Menurut para arkeolog, hal itulah yang menunjukkan pergeseran budaya sekitar 20.000 tahun yang lalu, dengan fokus kesenian bergerak dari alam menuju dunia yang didominasi oleh pengalaman manusia. Kita tidak tahu siapa yang melukis karya seni tersebut, atau mengapa – tetapi perubahan gaya dan konten adalah petunjuk yang menggiurkan.




“Mungkin ini mencerminkan kedatangan gelombang manusia lainnya,” kata Aubert, “atau evolusi alami dalam perkembangan seni yang bertepatan dengan permulaan Glasial Maksimum Terakhir dan potensi peningkatan ukuran populasi di sebagian Kalimantan yang memiliki kondisi yang lebih menguntungkan untuk manusia.”

Kita tahu, katanya, bahwa manusia tiba di wilayah itu sekitar 70.000 hingga 60.000 tahun yang lalu – namun, anehnya, tampaknya tidak ada karya seni gua yang berasal dari milenia awal tersebut.

“Mungkin karena itu belum ditemukan atau ditentukan penanggalannya, mungkin mereka berbeda gelombang dalam migrasi manusia, mungkin penanggalan untuk kedatangan paling awal atau manusia di Asia Tenggara dan Australia tidak tepat, atau mungkin ada hubungannya dengan kepadatan penduduk – populasi bisa meningkat secara signifikan,” katanya.

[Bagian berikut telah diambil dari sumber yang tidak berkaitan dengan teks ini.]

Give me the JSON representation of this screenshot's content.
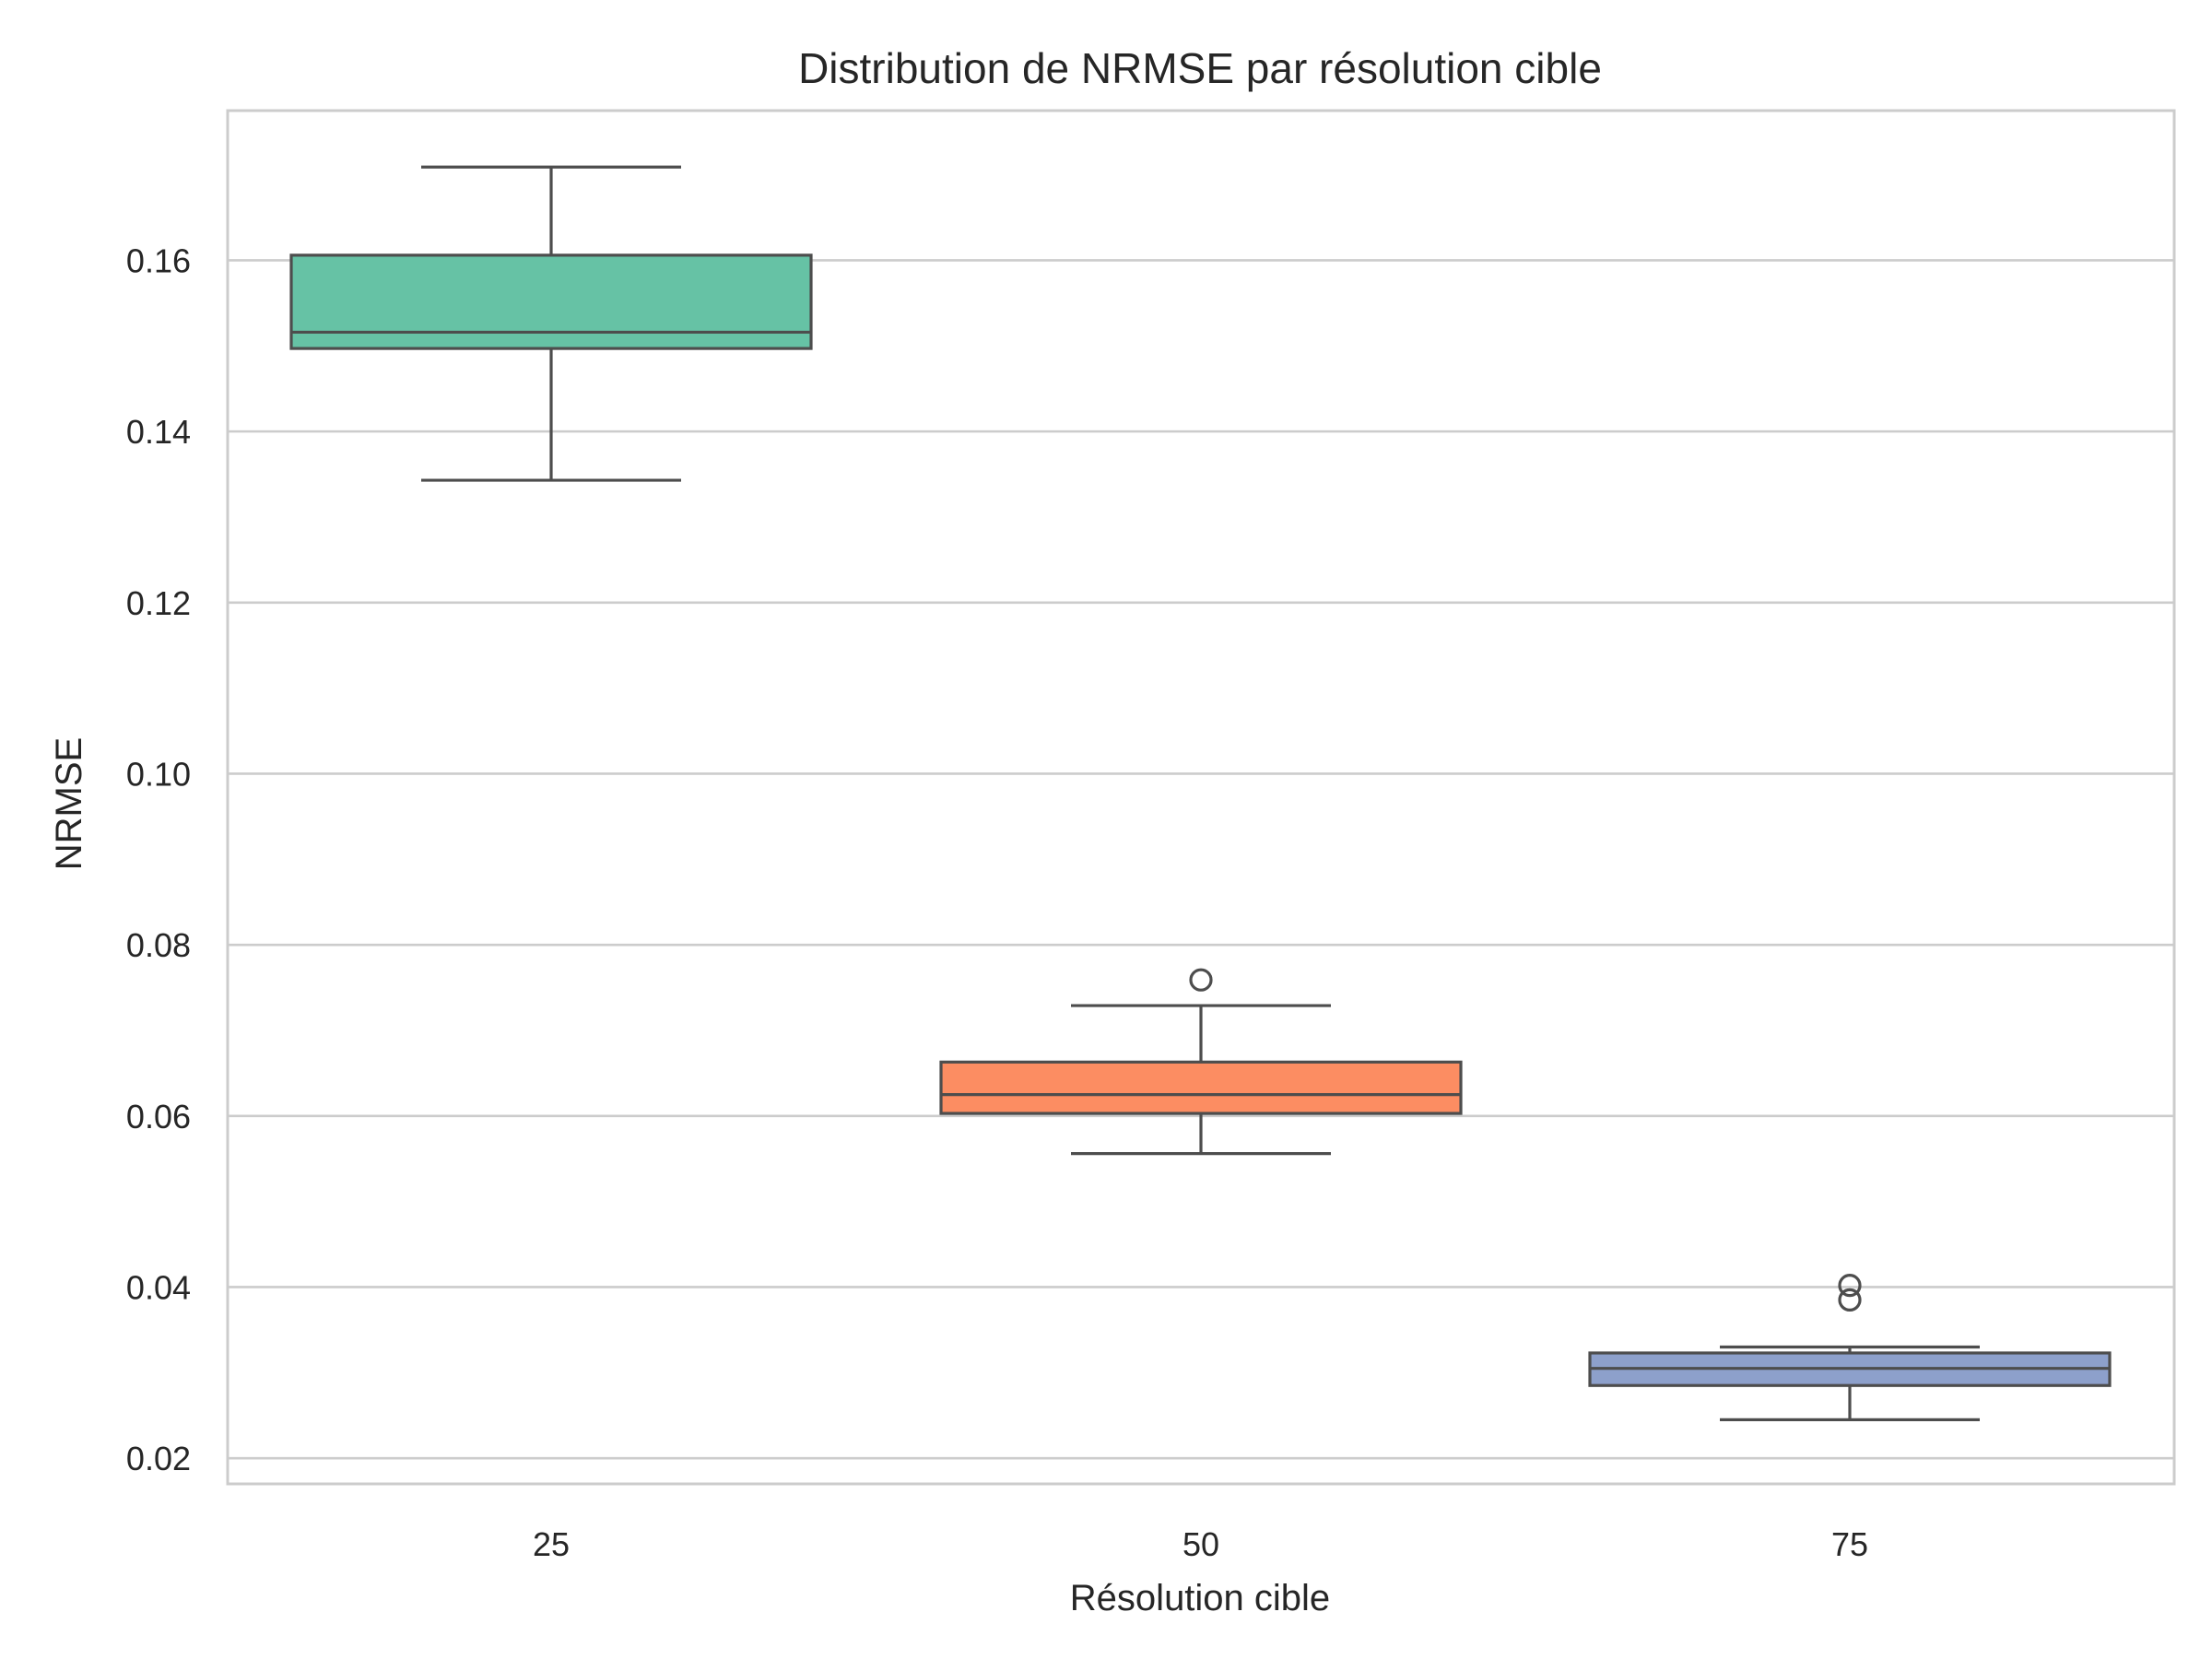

Bukan hanya sejarah lokal yang terpengaruh. Dikombinasikan dengan seni Sulawesi, seni Kalimantan Timur mewakili pergeseran dalam bagaimana kita perlu berpikir tentang budaya global. Sebelumnya, Eropa telah dianggap sebagai tempat kelahiran dan pusat kreativitas manusia.

Tapi, sebagaimana masyarakat Eropa yang memulas dinding gua berdasarkan pengalaman mereka, begitu juga orang-orang Kalimantan dan Sulawesi, yang setengah dunia jaraknya. Dan usia seni, dari Kalimantan hingga Sulawesi, menunjukkan pola migrasi.

“Seni gua berpotensi dikirim dari Kalimantan menuju Sulawesi dan berpotensi lebih jauh menuju Papua dan Australia,” kata Aubert.